Dağlara çıkarak terör örgütüne katılarak T.C. Devletinin bölünmez bütünlüğüne kast eden, asker ve polis şehit eden, şehirlerimizin yakılmasına, yıkılmasına sebep olan vatan hainleri ve millet düşmanları “T.C. Devleti için sakıncalı insandır” diye fişlemek yerine Milletvekili seçilerek devletin en üst kademesinde görev alıyorlar.

Bir başka örnek İslamiyet ve “Müslümanlık” adı altında kadının okumasına, çalışmasına, dışarı çıkmasına, başı açık gezmesine, kız-erkek aynı sınıflarda okumasına, aynı toplu taşıma aracında bulunmalarına, Türk kelimesine karşı olanlar, Türk Bayrağını hazmedemeyenler, T.C. Devleti’nin temeline dinamit koymak isteyen ve insanlara işkence yaparak, domuz bağıyla öldürüp, gömüldükten sonra üzerlerine beton atanlarla ittifaklar kuruldu. Bu ittifaklar sayesinde bu muhteremler milletvekili seçilerek devletin en üst kademesinde görev aldılar, dokunulmazlık zırhına alındılar, devlet bunların ayaklarının altına halılar serdi, makam odaları, sekreter, verdi. Yine bu muhteremler devletin bölünmez bütünlüğüyle ilgili gizli toplantılara katılacaklar, yazılara imza atacaklar.

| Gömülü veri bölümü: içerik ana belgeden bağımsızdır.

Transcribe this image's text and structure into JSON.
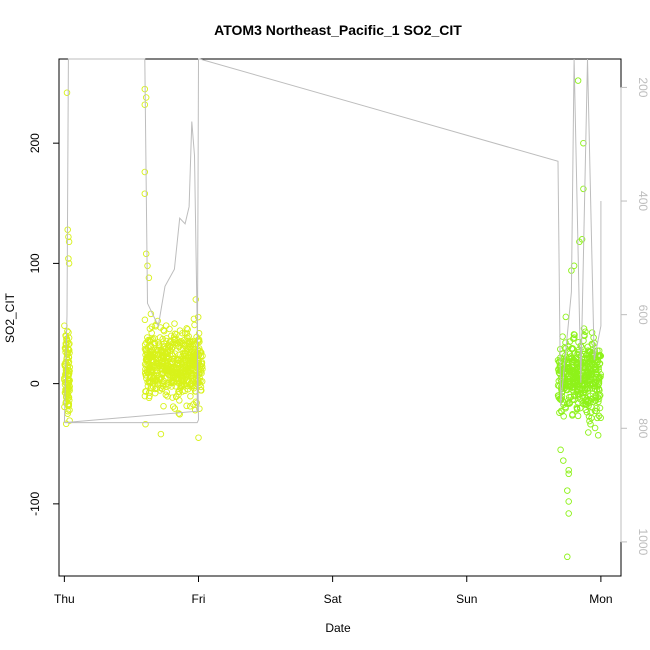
{
  "chart_data": {
    "type": "scatter",
    "title": "ATOM3 Northeast_Pacific_1 SO2_CIT",
    "xlabel": "Date",
    "ylabel": "SO2_CIT",
    "x_ticks": [
      "Thu",
      "Fri",
      "Sat",
      "Sun",
      "Mon"
    ],
    "y_ticks": [
      -100,
      0,
      100,
      200
    ],
    "y_right_ticks": [
      200,
      400,
      600,
      800,
      1000
    ],
    "y_right_reversed": true,
    "ylim": [
      -160,
      270
    ],
    "y_right_lim": [
      1060,
      150
    ],
    "xlim": [
      -0.04,
      4.15
    ],
    "grid": false,
    "colors": {
      "points_early": "#d8f21a",
      "points_late": "#8ef21a",
      "pressure_line": "#bdbdbd"
    },
    "series": [
      {
        "kind": "points",
        "color_key": "points_early",
        "clusters": [
          {
            "x_start": 0.0,
            "x_end": 0.04,
            "y_center": 10,
            "y_spread": 18,
            "spikes": [
              [
                0.02,
                242
              ],
              [
                0.025,
                128
              ],
              [
                0.03,
                122
              ],
              [
                0.035,
                118
              ],
              [
                0.03,
                104
              ],
              [
                0.035,
                100
              ],
              [
                0.025,
                -25
              ]
            ]
          },
          {
            "x_start": 0.6,
            "x_end": 1.03,
            "y_center": 15,
            "y_spread": 14,
            "spikes": [
              [
                0.6,
                245
              ],
              [
                0.61,
                238
              ],
              [
                0.6,
                232
              ],
              [
                0.6,
                176
              ],
              [
                0.6,
                158
              ],
              [
                0.61,
                108
              ],
              [
                0.62,
                98
              ],
              [
                0.63,
                88
              ],
              [
                0.72,
                -42
              ],
              [
                0.98,
                70
              ],
              [
                1.0,
                -45
              ]
            ]
          }
        ]
      },
      {
        "kind": "points",
        "color_key": "points_late",
        "clusters": [
          {
            "x_start": 3.68,
            "x_end": 4.0,
            "y_center": 5,
            "y_spread": 16,
            "spikes": [
              [
                3.7,
                -55
              ],
              [
                3.72,
                -64
              ],
              [
                3.76,
                -72
              ],
              [
                3.76,
                -75
              ],
              [
                3.75,
                -89
              ],
              [
                3.76,
                -98
              ],
              [
                3.76,
                -108
              ],
              [
                3.75,
                -144
              ],
              [
                3.83,
                252
              ],
              [
                3.87,
                200
              ],
              [
                3.87,
                162
              ],
              [
                3.86,
                120
              ],
              [
                3.84,
                118
              ],
              [
                3.8,
                98
              ],
              [
                3.78,
                94
              ],
              [
                3.98,
                -43
              ]
            ]
          }
        ]
      },
      {
        "kind": "line",
        "color_key": "pressure_line",
        "axis": "right",
        "points": [
          [
            0.0,
            790
          ],
          [
            0.02,
            600
          ],
          [
            0.03,
            150
          ],
          [
            0.6,
            150
          ],
          [
            0.62,
            580
          ],
          [
            0.7,
            620
          ],
          [
            0.75,
            550
          ],
          [
            0.82,
            520
          ],
          [
            0.86,
            430
          ],
          [
            0.9,
            440
          ],
          [
            0.93,
            410
          ],
          [
            0.95,
            260
          ],
          [
            0.97,
            320
          ],
          [
            0.99,
            620
          ],
          [
            1.0,
            785
          ],
          [
            0.99,
            790
          ],
          [
            0.0,
            790
          ],
          [
            0.99,
            770
          ],
          [
            1.0,
            150
          ],
          [
            1.01,
            150
          ],
          [
            3.68,
            330
          ],
          [
            3.7,
            760
          ],
          [
            3.78,
            560
          ],
          [
            3.8,
            150
          ],
          [
            3.85,
            720
          ],
          [
            3.9,
            150
          ],
          [
            3.95,
            680
          ],
          [
            4.0,
            620
          ],
          [
            4.0,
            400
          ],
          [
            4.0,
            560
          ]
        ]
      }
    ]
  }
}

Demezler mi adama “bu ne perhiz, bu ne lahana turşusu.“

Vatansever, Türkçü ve Türk Milliyetçisi amcasının oğlu 12 Eylül 1980 öncesi fişlendiği için polis yapılmayan arkadaşımın suçu neydi?

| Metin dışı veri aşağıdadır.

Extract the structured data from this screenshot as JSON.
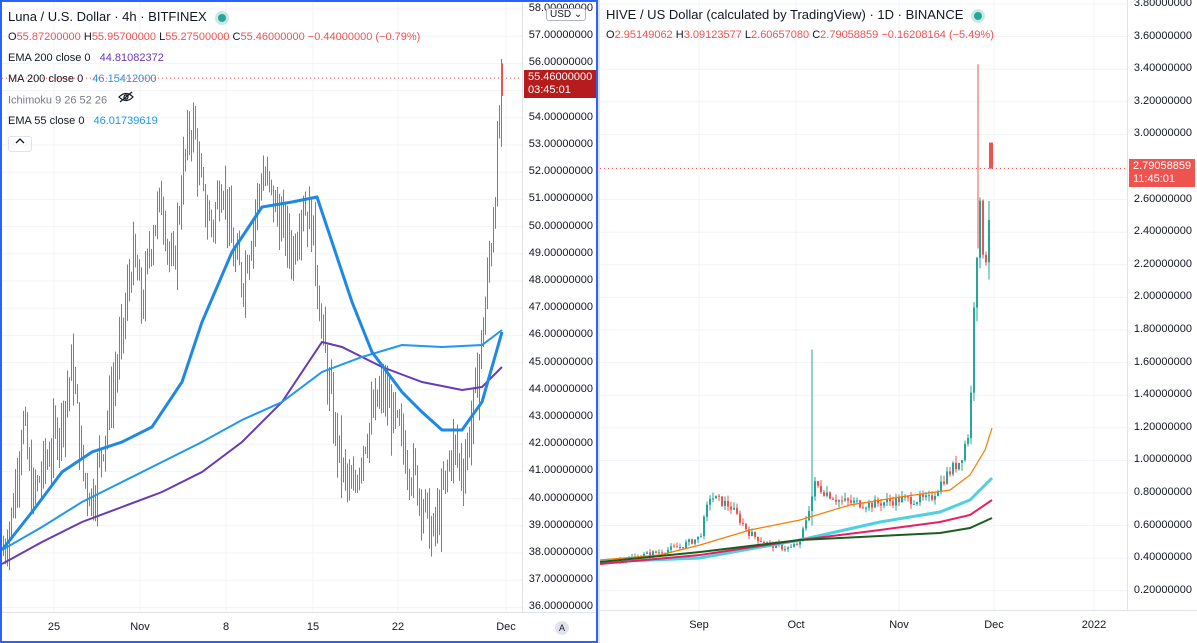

T.C Devletinin vatansever, şerefli vatandaşları asgari ücretle çalışarak geçim sıkıntısı çekerken, çocuğunu nasıl okutacağını, işe nasıl girdireceğini, nasıl evlendireceğini düşünürken bu muhteremler asgari ücretle çalışan bir insanın bir yılda aldığı maaşı bir ayda alacaklar.

Ayrıca bu muhteremler görevlerinin bitiminden sonra Milletvekilliğinden emekli olacaklar eşleri, çocukları, anne ve babaları başta sağlık hizmetleri olmak üzere türlü hizmetlerden parasız olarak faydalanacaklar bunun adına vatandaşın iradesi ve demokrasi diyecekler öyle mi? Hadi oradan.

O nedenle artık bundan sonra yapılacak seçimlerde oy kullanarak bu tiksindirici ve iğrenç yapının parçası olmak istemiyorum.

Vatandaşın iradesi dışında içine sinmediği, dayatma yoluyla birileri aday gösterilecek, adına demokrasi denilecek ben gidip oy kullanacağım, ömür boyu milletvekillerini sırtımda taşıyacağım öyle mi?

Seçim öncesi adaylar vatandaşla işi bittikten sonra bir daha selam vermeyecekler, telefonlara çıkmayacaklar, verdikleri sözleri unutacaklar, memleketi yerine mensubu olduğu siyasi partinin genel başkanına hizmet edecekler, “Belediye muhalefetten seçildi!” diye hizmet etmesini engelleyecekler ben de oy kullanarak bu sistemin sorumlusu olacağım öyle mi?

Veya Belediye Başkanlığı seçimlerinde yine dayatma yoluyla gösterilen adaya ve onların belirlediği Meclis ve İl Genel Meclisi listesine oy vereceğim. Benim verdiğim oylarla seçilen Belediye Başkanı içime sinmeyen listede hiç hak etmeyen, bulunduğu makamın hakkını veremeyecek bir muhteremi Belediye Başkan Yardımcısı belirleyecek, göreve getirdiği Belediye Başkan Yardımcısının havasından kibrinden yanına yaklaşılmayacak, o Belediye Başkan Yardımcısı Belediye çalışanlarını küçük ve aşağı gördüğü için selam vermeyecek, “günaydın” demeyecek, toka yapmayacak, sırtını dönecek ben de bu sisteme oy vereceğim öyle mi?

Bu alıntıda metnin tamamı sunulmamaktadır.